The only encounters I was planning to have were those with Miriam and Tony, everything else was a surprise. In between them I did manage to fit in some work.
I said a couple of days ago that I wasn't sure I learned any spiritual lessons this Lent, and I've realised that this isn't true. While I was at Malling Abbey back in February the holy Sisters prayed at Mass for 'those whose psychological issues make them impossible to help'; I can't imagine who they could be referring to, and I had said nothing to anyone, but it chimed with my situation and I took it as evidence of angels whispering in their ears, which I have no doubt they often do. I'll try to remember.
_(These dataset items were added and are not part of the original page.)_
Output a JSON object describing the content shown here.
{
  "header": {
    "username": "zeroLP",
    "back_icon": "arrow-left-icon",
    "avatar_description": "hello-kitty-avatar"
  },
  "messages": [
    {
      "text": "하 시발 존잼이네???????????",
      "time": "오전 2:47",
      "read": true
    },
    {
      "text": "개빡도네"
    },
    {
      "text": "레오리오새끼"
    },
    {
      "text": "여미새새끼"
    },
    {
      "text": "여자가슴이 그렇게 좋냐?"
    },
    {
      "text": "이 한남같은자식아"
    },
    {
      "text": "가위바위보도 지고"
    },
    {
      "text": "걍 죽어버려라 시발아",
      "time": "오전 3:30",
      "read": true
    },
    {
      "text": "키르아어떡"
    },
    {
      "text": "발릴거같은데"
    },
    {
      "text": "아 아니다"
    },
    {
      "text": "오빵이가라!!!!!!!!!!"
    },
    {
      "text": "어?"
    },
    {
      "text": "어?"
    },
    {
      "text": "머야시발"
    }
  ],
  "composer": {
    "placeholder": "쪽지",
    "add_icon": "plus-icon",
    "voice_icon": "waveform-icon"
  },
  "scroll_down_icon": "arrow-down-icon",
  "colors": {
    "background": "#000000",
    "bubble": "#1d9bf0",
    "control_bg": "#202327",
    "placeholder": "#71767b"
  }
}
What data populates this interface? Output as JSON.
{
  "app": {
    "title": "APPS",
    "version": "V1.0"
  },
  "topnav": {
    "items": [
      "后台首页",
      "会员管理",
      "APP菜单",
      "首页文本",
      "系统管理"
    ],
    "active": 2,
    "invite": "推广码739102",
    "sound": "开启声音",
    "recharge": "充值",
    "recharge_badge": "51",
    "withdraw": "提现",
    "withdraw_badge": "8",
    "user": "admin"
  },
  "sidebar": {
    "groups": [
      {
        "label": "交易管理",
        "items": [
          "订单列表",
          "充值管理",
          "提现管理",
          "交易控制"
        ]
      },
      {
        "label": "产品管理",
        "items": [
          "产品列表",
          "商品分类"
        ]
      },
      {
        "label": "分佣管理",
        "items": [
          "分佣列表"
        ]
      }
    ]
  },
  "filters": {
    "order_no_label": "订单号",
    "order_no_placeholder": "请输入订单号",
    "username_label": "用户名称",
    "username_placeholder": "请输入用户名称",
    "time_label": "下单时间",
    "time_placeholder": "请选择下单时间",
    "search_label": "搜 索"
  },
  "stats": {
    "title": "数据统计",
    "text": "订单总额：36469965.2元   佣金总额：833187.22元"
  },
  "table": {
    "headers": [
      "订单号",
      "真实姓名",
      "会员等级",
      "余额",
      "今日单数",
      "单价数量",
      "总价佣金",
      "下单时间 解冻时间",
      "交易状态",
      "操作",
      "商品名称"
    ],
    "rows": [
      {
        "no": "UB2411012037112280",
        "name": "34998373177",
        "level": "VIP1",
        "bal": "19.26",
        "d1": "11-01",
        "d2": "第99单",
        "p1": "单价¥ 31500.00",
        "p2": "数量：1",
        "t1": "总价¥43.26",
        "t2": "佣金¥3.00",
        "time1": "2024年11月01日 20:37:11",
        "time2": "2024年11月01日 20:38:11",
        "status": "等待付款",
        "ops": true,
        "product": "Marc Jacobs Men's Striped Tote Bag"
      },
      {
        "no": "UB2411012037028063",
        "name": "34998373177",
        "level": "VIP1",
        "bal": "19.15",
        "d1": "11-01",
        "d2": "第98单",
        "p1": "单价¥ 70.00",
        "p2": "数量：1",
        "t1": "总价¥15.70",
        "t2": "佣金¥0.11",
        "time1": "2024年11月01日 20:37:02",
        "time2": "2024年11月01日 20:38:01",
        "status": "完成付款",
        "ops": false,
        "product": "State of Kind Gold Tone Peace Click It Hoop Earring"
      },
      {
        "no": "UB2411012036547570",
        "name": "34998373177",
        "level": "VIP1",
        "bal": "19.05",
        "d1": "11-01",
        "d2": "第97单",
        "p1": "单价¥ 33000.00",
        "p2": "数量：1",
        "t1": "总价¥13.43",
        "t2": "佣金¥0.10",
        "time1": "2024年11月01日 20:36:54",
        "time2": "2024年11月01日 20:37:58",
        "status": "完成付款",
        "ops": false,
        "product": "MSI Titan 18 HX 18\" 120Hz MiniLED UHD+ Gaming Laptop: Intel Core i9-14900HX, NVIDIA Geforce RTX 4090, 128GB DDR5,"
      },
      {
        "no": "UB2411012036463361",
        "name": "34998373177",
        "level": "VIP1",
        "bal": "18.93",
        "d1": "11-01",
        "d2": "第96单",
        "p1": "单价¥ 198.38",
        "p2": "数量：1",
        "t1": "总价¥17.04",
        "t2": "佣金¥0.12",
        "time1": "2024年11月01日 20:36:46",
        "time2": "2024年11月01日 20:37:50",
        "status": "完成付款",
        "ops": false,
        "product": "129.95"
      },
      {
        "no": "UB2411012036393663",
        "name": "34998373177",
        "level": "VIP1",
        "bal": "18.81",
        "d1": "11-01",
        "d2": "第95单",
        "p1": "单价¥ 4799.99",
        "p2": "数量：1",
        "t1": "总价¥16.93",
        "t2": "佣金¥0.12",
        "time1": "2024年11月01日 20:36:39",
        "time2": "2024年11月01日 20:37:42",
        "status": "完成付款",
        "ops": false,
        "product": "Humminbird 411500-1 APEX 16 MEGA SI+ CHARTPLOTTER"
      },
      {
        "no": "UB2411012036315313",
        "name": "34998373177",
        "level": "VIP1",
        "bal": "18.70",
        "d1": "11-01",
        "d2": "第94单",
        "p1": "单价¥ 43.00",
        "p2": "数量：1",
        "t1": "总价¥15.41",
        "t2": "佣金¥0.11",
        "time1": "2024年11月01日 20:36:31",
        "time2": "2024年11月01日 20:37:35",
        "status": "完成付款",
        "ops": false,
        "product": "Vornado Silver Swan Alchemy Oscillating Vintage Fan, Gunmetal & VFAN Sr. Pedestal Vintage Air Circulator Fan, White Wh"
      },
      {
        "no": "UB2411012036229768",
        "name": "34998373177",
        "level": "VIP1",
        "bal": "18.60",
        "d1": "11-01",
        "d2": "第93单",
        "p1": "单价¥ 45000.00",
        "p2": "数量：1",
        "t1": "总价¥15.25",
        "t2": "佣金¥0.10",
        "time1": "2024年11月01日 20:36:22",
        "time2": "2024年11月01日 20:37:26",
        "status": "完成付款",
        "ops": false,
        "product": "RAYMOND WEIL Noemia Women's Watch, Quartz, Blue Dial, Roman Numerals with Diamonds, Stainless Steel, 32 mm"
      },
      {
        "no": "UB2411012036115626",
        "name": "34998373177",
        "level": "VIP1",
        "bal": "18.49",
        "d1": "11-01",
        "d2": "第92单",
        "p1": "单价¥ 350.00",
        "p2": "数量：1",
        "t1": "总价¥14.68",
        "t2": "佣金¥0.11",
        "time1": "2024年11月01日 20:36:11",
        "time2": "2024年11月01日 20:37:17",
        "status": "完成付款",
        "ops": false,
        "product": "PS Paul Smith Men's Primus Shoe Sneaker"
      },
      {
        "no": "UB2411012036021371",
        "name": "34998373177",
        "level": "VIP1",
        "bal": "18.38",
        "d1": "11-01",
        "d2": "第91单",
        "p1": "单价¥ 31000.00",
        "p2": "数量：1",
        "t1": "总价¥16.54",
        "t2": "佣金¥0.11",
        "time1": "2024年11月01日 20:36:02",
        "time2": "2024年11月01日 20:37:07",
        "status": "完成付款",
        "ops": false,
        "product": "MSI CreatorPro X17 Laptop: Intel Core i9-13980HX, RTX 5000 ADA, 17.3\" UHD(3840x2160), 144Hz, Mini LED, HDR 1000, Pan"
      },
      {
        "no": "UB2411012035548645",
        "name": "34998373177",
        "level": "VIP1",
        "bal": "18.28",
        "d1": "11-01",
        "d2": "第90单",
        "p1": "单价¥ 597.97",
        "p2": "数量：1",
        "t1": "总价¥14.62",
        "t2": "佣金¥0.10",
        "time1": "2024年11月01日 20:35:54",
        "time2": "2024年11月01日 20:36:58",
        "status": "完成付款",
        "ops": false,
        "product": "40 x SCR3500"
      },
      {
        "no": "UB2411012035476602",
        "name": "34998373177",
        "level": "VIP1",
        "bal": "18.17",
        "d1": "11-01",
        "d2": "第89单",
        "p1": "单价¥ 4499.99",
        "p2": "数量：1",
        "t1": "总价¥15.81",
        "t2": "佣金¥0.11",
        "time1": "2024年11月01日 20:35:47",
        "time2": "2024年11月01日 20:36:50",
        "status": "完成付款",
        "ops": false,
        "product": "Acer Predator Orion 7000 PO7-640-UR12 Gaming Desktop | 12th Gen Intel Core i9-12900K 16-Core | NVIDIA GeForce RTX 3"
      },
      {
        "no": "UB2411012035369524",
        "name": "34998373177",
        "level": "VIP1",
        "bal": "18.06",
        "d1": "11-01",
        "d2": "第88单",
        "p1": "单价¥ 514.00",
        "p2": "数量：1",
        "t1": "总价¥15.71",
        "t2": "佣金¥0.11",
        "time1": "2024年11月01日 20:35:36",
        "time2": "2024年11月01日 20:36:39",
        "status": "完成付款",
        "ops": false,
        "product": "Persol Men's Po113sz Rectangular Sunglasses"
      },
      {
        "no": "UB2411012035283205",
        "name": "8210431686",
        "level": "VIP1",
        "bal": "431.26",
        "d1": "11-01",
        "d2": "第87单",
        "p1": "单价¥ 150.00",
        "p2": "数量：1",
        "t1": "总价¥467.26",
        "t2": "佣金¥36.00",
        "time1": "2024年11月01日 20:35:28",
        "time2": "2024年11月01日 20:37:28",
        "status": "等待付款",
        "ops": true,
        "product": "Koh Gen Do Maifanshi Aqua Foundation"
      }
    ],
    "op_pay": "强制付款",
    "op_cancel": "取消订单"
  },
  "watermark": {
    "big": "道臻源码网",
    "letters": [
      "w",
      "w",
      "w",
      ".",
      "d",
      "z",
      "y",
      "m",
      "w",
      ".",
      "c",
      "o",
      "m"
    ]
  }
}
On my mind in Holy Week was something which occurred to me while I was reading a reflection at our Monday Compline service from the great Anglican spiritual director, Fr Reginald Somerset Ward. 'Join your trials to those of Christ, so that they may be useful and fruitful', he had advised, and I'd thought, Well, that's the kind of thing people say, but what does it mean? How are you to do it? Later it occurred to me that how you do it is to think how events in your life are reflected in events in his, perhaps in a less extreme form (few of us are called to be nailed to crosses, for instance), but like in kind if not degree. Does this help? Perhaps not instantly, not by considering that Jesus went through something similar makes your experience any the less bothersome, but slowly and gradually making you more patient and thankful.
So yesterday I thought about my feelings of spending so much time trying to assist people who in fact were largely beyond any kind of help that I can give. Perhaps I might feel all this activity is a diversion from what I should be doing. But Jesus may, too, have not been a stranger to the feeling that he was wasting his time, including on people who immediately slipped back into the same morass from which he was trying to extricate them. And don't I, sinful, weak and endlessly repeating the same mistakes, stand in exactly the same relation to him? Is this what Fr Somerset Ward means?